To investigate the relationships of the MFS efflux pump relative to other members of the MFS, a phylogenetic analysis was performed. This analysis found that the pump was a member of the MFS sub-family called the Drug:H⁺ antiporter 2 (DHA2), whose members frequently contribute to biocide tolerance in a range of both Gram-positive and Gram-negative pathogens. The close proximity of genes encoding this MFS efflux pump to adeAB(C) genes, the classification of the pump within the DHA2 family, indicated that it may also contribute to antimicrobial resistance. We assessed its capacity to confer resistance to eight diverse antimicrobials, including antibiotics, dyes and biocides, and compared its resistance profile to the related multidrug efflux pump AmvA. Cells expressing the MFS pump were less susceptible to all eight tested antimicrobials, and surpassed AmvA in conferring higher tolerance levels to tetracycline, DAPI, ethanol, and ethidium bromide. These findings indicate that this efflux pump, similar to AmvA, has the ability to recognise a wide range of antimicrobials, establishing it as a novel multidrug transport protein in Acinetobacter. We called the efflux pump AadT, as the Acinetobacter antimicrobial drug transporter.

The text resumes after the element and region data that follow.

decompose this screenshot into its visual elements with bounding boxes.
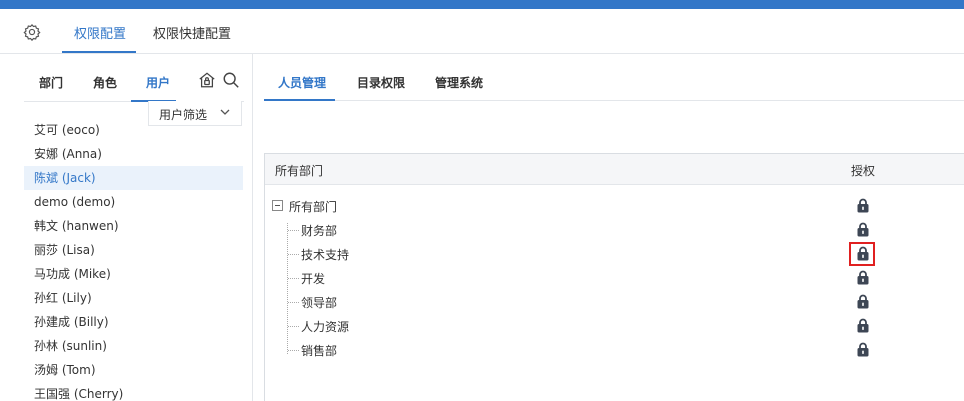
- panel-header: 所有部门 授权: [265, 154, 964, 185]
- tree-row: 技术支持: [265, 242, 964, 266]
- tree-branch-line: [288, 254, 299, 255]
- right-tabs: 人员管理 目录权限 管理系统: [264, 54, 964, 101]
- tab-role[interactable]: 角色: [93, 74, 117, 91]
- tree-branch-line: [288, 302, 299, 303]
- user-filter-label: 用户筛选: [159, 108, 208, 122]
- column-header-department: 所有部门: [275, 164, 324, 178]
- user-item[interactable]: 丽莎 (Lisa): [24, 238, 243, 262]
- tab-directory-permission[interactable]: 目录权限: [357, 74, 405, 91]
- left-tabs: 部门 角色 用户: [24, 54, 244, 102]
- chevron-down-icon: [220, 109, 230, 115]
- tree-branch-line: [288, 326, 299, 327]
- tree-branch-line: [288, 278, 299, 279]
- tree-row: 财务部: [265, 218, 964, 242]
- tab-user[interactable]: 用户: [146, 74, 170, 91]
- user-item[interactable]: 王国强 (Cherry): [24, 382, 243, 401]
- lock-icon[interactable]: [857, 270, 869, 285]
- lock-icon[interactable]: [857, 342, 869, 357]
- lock-icon[interactable]: [857, 246, 869, 261]
- tree-row: 销售部: [265, 338, 964, 362]
- tree-row: 开发: [265, 266, 964, 290]
- user-item[interactable]: 马功成 (Mike): [24, 262, 243, 286]
- user-list: 艾可 (eoco) 安娜 (Anna) 陈斌 (Jack) demo (demo…: [24, 118, 243, 401]
- tab-permission-config[interactable]: 权限配置: [74, 23, 126, 42]
- tree-label-department[interactable]: 开发: [301, 270, 325, 287]
- tree-label-root[interactable]: 所有部门: [289, 198, 337, 215]
- user-item[interactable]: 孙林 (sunlin): [24, 334, 243, 358]
- user-item[interactable]: 孙红 (Lily): [24, 286, 243, 310]
- tree-branch-line: [288, 350, 299, 351]
- gear-icon[interactable]: [23, 23, 41, 41]
- left-pane: 部门 角色 用户 艾可 (eoco) 安娜 (Anna) 陈斌 (Jack) d…: [0, 54, 253, 401]
- header-bar: 权限配置 权限快捷配置: [0, 9, 964, 54]
- lock-house-icon[interactable]: [198, 71, 216, 89]
- tree-label-department[interactable]: 技术支持: [301, 246, 349, 263]
- user-filter-dropdown[interactable]: 用户筛选: [148, 101, 242, 126]
- tree-label-department[interactable]: 人力资源: [301, 318, 349, 335]
- user-item-selected[interactable]: 陈斌 (Jack): [24, 166, 243, 190]
- tree-row: 领导部: [265, 290, 964, 314]
- active-tab-indicator: [264, 99, 335, 101]
- window-top-bar: [0, 0, 964, 9]
- tab-department[interactable]: 部门: [39, 74, 63, 91]
- right-pane: 人员管理 目录权限 管理系统 所有部门 授权 所有部门 财务部 技术支持 开发 …: [254, 54, 964, 401]
- user-item[interactable]: 韩文 (hanwen): [24, 214, 243, 238]
- tree-label-department[interactable]: 财务部: [301, 222, 337, 239]
- tab-permission-quick-config[interactable]: 权限快捷配置: [153, 23, 231, 42]
- collapse-icon[interactable]: [272, 200, 283, 211]
- permission-panel: 所有部门 授权 所有部门 财务部 技术支持 开发 领导部 人力资源 销售部: [264, 153, 964, 401]
- user-item[interactable]: demo (demo): [24, 190, 243, 214]
- tree-label-department[interactable]: 销售部: [301, 342, 337, 359]
- lock-icon[interactable]: [857, 318, 869, 333]
- tree-row: 人力资源: [265, 314, 964, 338]
- user-item[interactable]: 孙建成 (Billy): [24, 310, 243, 334]
- tab-personnel-management[interactable]: 人员管理: [278, 74, 326, 91]
- lock-icon[interactable]: [857, 198, 869, 213]
- search-icon[interactable]: [222, 71, 240, 89]
- tab-management-system[interactable]: 管理系统: [435, 74, 483, 91]
- lock-icon[interactable]: [857, 294, 869, 309]
- lock-icon[interactable]: [857, 222, 869, 237]
- tree-label-department[interactable]: 领导部: [301, 294, 337, 311]
- user-item[interactable]: 安娜 (Anna): [24, 142, 243, 166]
- active-tab-indicator: [62, 51, 136, 53]
- column-header-authorization: 授权: [851, 164, 876, 178]
- tree-branch-line: [288, 230, 299, 231]
- tree-row-root: 所有部门: [265, 194, 964, 218]
- user-item[interactable]: 汤姆 (Tom): [24, 358, 243, 382]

The proximity of aadT to adeAB(C) and adeRS genes suggests that the expression of aadT genes may be regulated by AdeRS and possibly co-expressed alongside adeAB(C). The discovery of genes encoding novel multidrug efflux pumps as well as new variants of AdeAB(C) and AdeRS in plasmids of Acinetobacter is significant. It remains uncertain whether plasmid encoded AdeAB(C) exhibits distinct substrate preferences compared to those encoded chromosomally. Understanding such details is of utmost importance in comprehending the antibiotic resistance capabilities of pathogenic Acinetobacter and the future health threat of plasmids carrying these genes.